The Rise of 3D Scanning in Stone Restoration Projects


Last year I was brought in to help restore a set of sandstone carvings on a heritage-listed building in inner Melbourne. The original carved elements, ornate capitals and decorative panels dating from the 1880s, had weathered badly. Large sections of detail were gone, dissolved by a century of acid rain and pollution.

Twenty years ago, restoring these pieces would have meant a skilled carver studying old photographs, making educated guesses about lost detail, and carving replacements freehand. The results depended entirely on the individual carver’s ability to interpret flat images into three-dimensional form. Good carvers produced good results, but there was always an element of interpretation.

This project was different. We started with a 3D scan.

How the Technology Works

Structured light scanners and photogrammetry rigs capture the three-dimensional geometry of a stone surface with extraordinary precision. The scanner projects a pattern of light onto the stone and cameras record how that pattern deforms across the surface. Software stitches these captures together into a detailed 3D model, accurate to fractions of a millimetre.

For heritage work, this means you can capture every remaining detail of a weathered carving before touching it. The digital model becomes a permanent record of the stone’s condition at a specific moment in time. That alone is valuable. But the real power comes from what you can do with the model afterwards.

From Scan to Restoration

With a detailed 3D model on screen, you can digitally reconstruct missing sections. If a decorative panel has surviving elements on one side but not the other, and the design was originally symmetrical, you can mirror the surviving geometry to fill in the gaps. If similar carvings exist on other buildings from the same period and architect, those can be scanned and used as references.

The reconstructed digital model then guides the physical carving. Some workshops use CNC milling machines to rough out replacement blocks from the digital file, with hand finishing by a trained carver. Others use the model purely as a visual reference, projecting it onto screens in the workshop while carving traditionally. Both approaches have merit.

For the Melbourne project, we used the scans to produce detailed technical drawings and 3D-printed reference models at half scale. The carvers worked from these references alongside the original stones, achieving a level of accuracy that would have been extremely difficult from photographs alone.

Applications Beyond Restoration

Heritage restoration was the obvious early use case, but 3D scanning is finding applications across the stone carving field.

Documentation and insurance. A full 3D scan of a finished sculpture provides a complete record for insurance purposes and for posterity. If a work is damaged or destroyed, the scan preserves every detail of the original.

Scaling and reproduction. A small maquette can be scanned and scaled up digitally, then used to guide carving at monumental scale. This is not new in principle. Sculptors have used pointing machines to scale up maquettes for centuries. But digital scaling is faster, more accurate, and preserves surface detail that mechanical pointing cannot capture.

Collaboration. A 3D model can be shared instantly with collaborators, clients, or engineers anywhere in the world.
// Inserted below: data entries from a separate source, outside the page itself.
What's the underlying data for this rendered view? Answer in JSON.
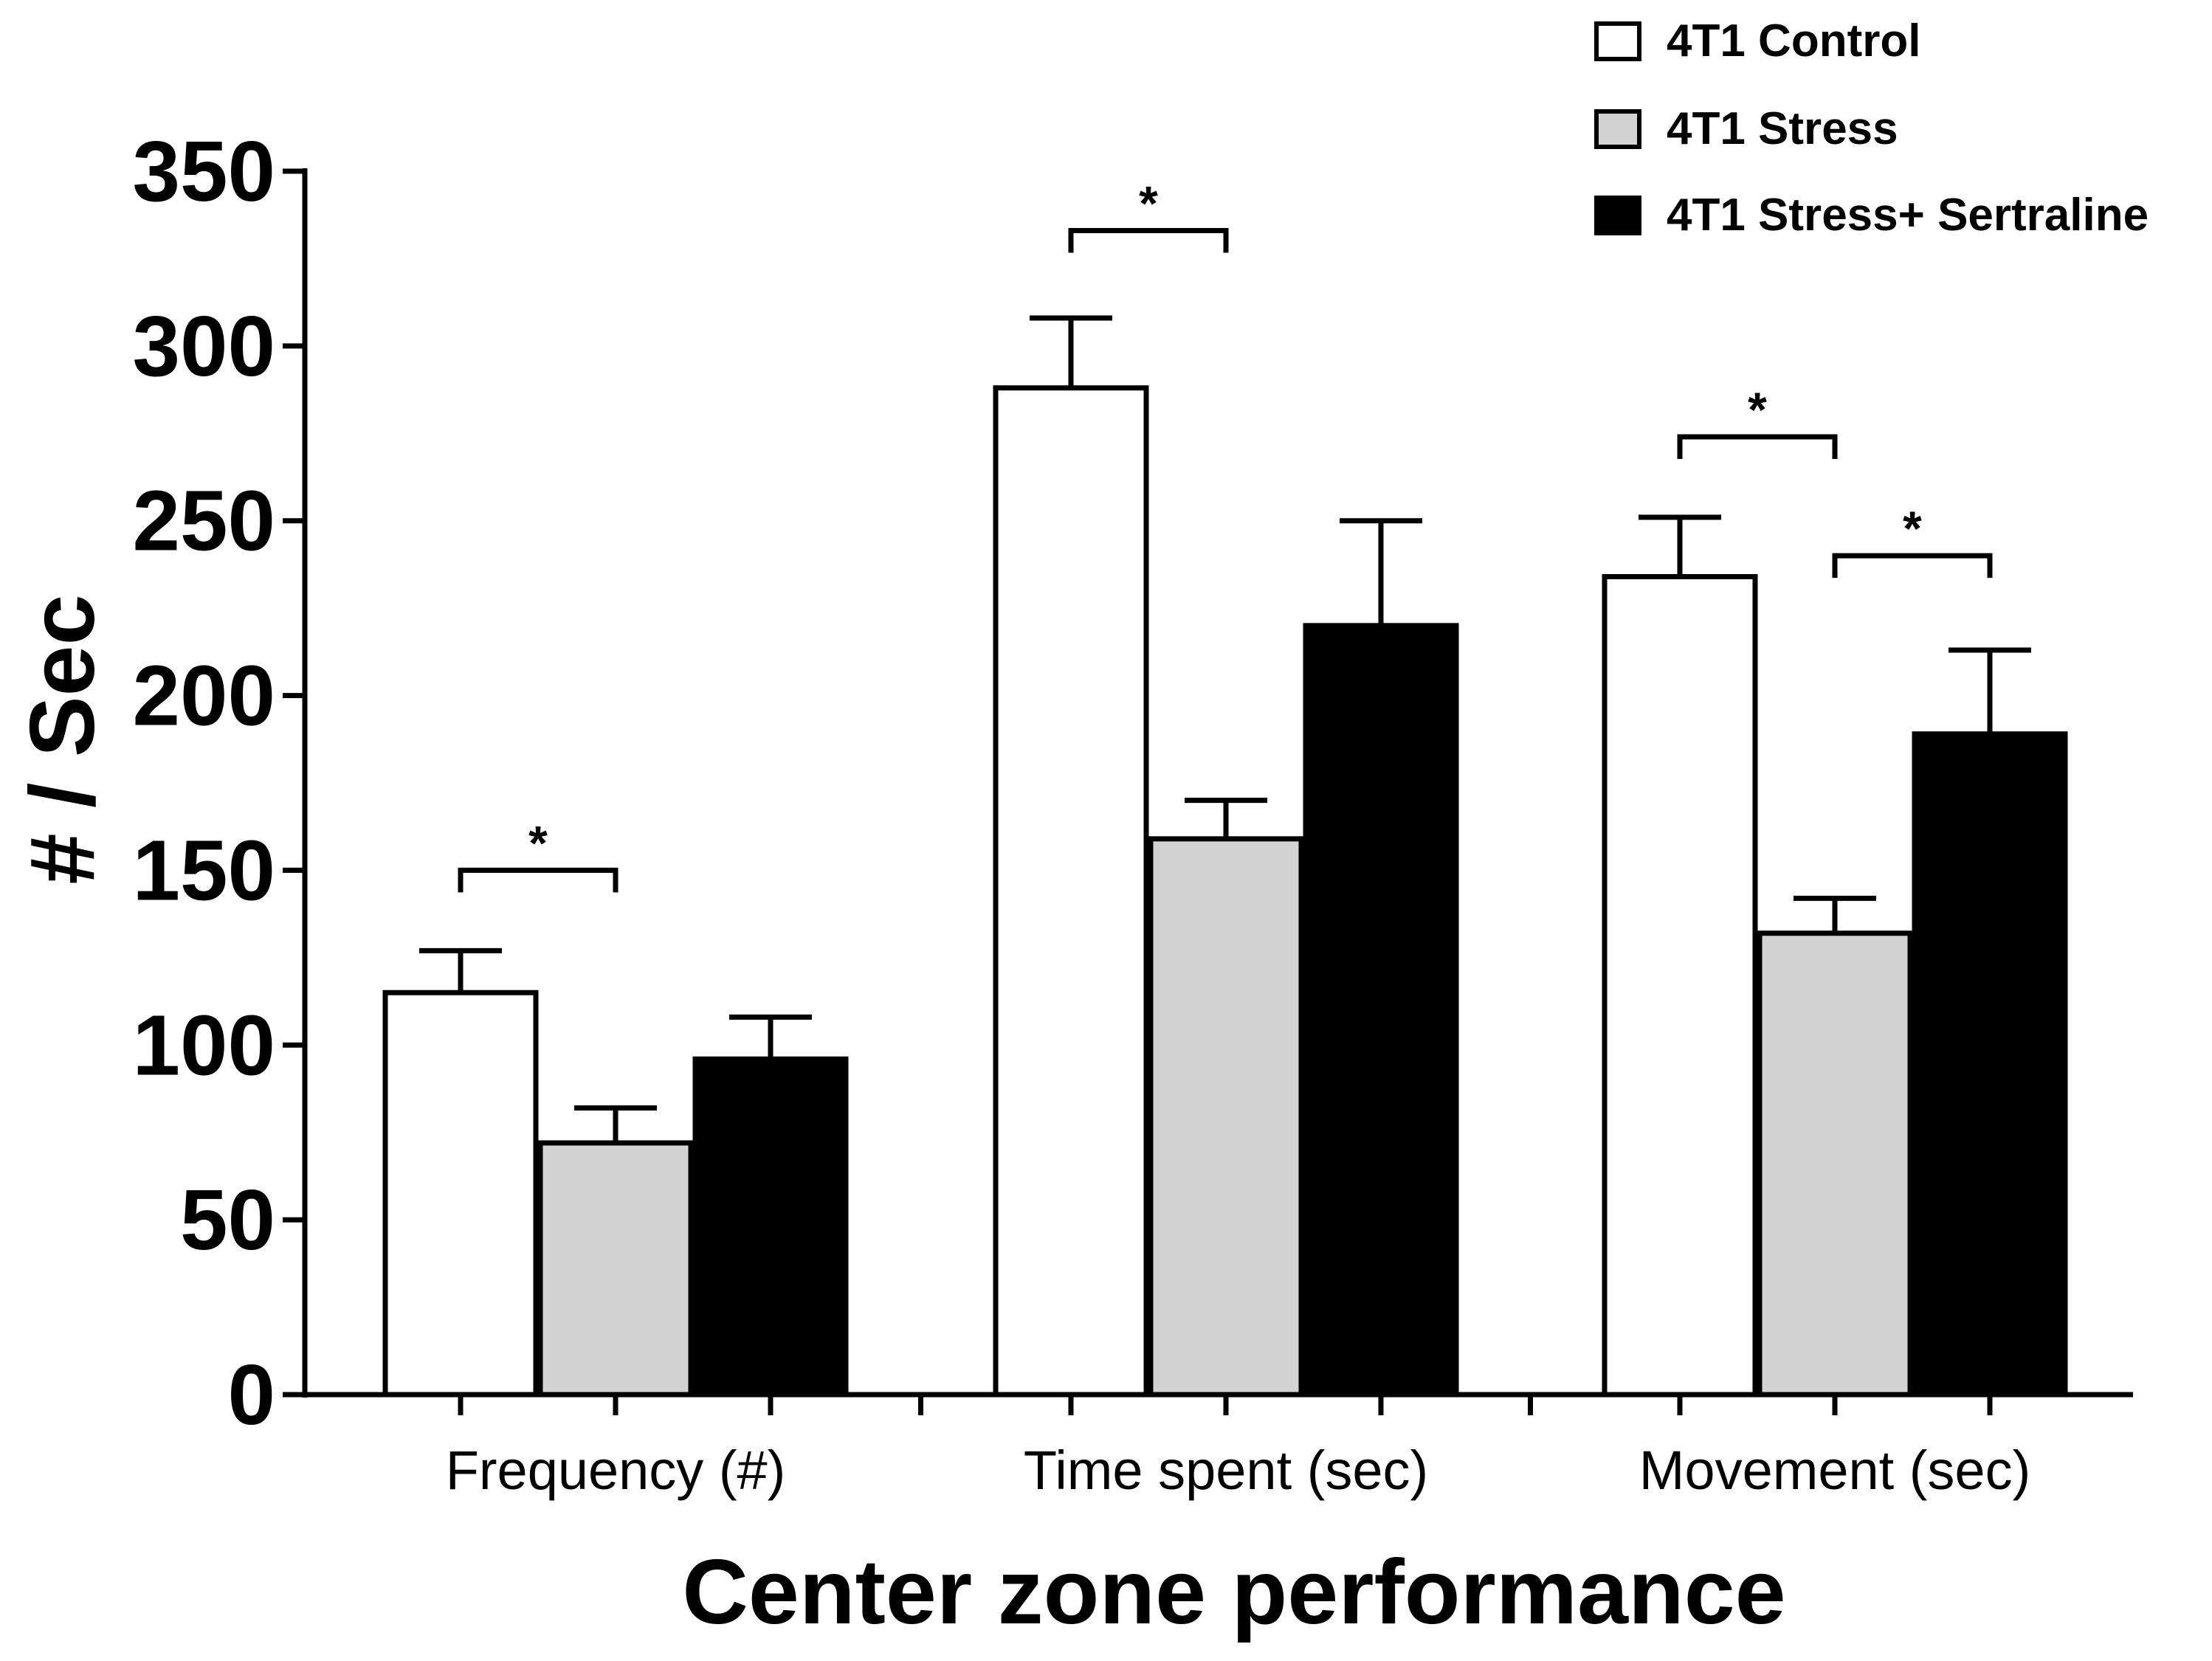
{
  "chart_data": {
    "type": "bar",
    "title": "",
    "xlabel": "Center zone performance",
    "ylabel": "# / Sec",
    "ylim": [
      0,
      350
    ],
    "yticks": [
      0,
      50,
      100,
      150,
      200,
      250,
      300,
      350
    ],
    "yticks_labels": [
      "0",
      "50",
      "100",
      "150",
      "200",
      "250",
      "300",
      "350"
    ],
    "grid": false,
    "legend_position": "top-right",
    "categories": [
      "Frequency (#)",
      "Time spent (sec)",
      "Movement (sec)"
    ],
    "series": [
      {
        "name": "4T1 Control",
        "color": "#ffffff",
        "values": [
          115,
          288,
          234
        ],
        "errors": [
          12,
          20,
          17
        ]
      },
      {
        "name": "4T1 Stress",
        "color": "#d3d3d3",
        "values": [
          72,
          159,
          132
        ],
        "errors": [
          10,
          11,
          10
        ]
      },
      {
        "name": "4T1 Stress+ Sertraline",
        "color": "#000000",
        "values": [
          96,
          220,
          189
        ],
        "errors": [
          12,
          30,
          24
        ]
      }
    ],
    "significance": [
      {
        "category": 0,
        "from": 0,
        "to": 1,
        "label": "*",
        "level": 150
      },
      {
        "category": 1,
        "from": 0,
        "to": 1,
        "label": "*",
        "level": 333
      },
      {
        "category": 2,
        "from": 0,
        "to": 1,
        "label": "*",
        "level": 274
      },
      {
        "category": 2,
        "from": 1,
        "to": 2,
        "label": "*",
        "level": 240
      }
    ]
  }
}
When I am working with an AI consultancy or an engineering firm on the structural aspects of a large installation, being able to share accurate 3D geometry rather than flat drawings makes the conversation immensely more productive.

Geological analysis. Scanning quarry faces and raw blocks can reveal bedding planes, fossil inclusions, and structural weaknesses before cutting begins. This reduces waste and helps carvers plan their approach to a block with more information than a visual inspection alone provides.

The Equipment

Professional structured light scanners suitable for stone scanning range from around five thousand dollars for handheld units to well over fifty thousand for high-precision stationary systems. For most sculptors, photogrammetry using a good DSLR camera and processing software like Meshroom or Agisoft Metashape is a more accessible entry point. The results are less precise than dedicated scanners but adequate for many applications.

What Scanning Cannot Do

It is worth being honest about the limitations. A 3D scan captures geometry, not material character. It tells you nothing about the stone’s hardness, its internal structure, how it will respond to the chisel, or how it will weather over the next century. These are things that only experience with the material can teach.

There is also a risk of false precision. A scan can give you a model accurate to 0.1 millimetres, but if the original carving was done with a point chisel and a sense of rhythm, reproducing it to that level of accuracy misses the point entirely. The best restoration carvers understand that the goal is not mechanical reproduction but sympathetic interpretation, capturing the spirit and technique of the original work.

The Future

The cost of scanning equipment continues to fall. Within a few years, I expect that 3D scanning will be a standard part of any stone conservation project, and increasingly common in sculptors’ studios.

For those of us who work with stone, these tools do not replace skill. They augment it. A 3D scan in the hands of a carver who understands stone is powerful. The same scan in the hands of someone who cannot read the material is just data. The craft remains the foundation.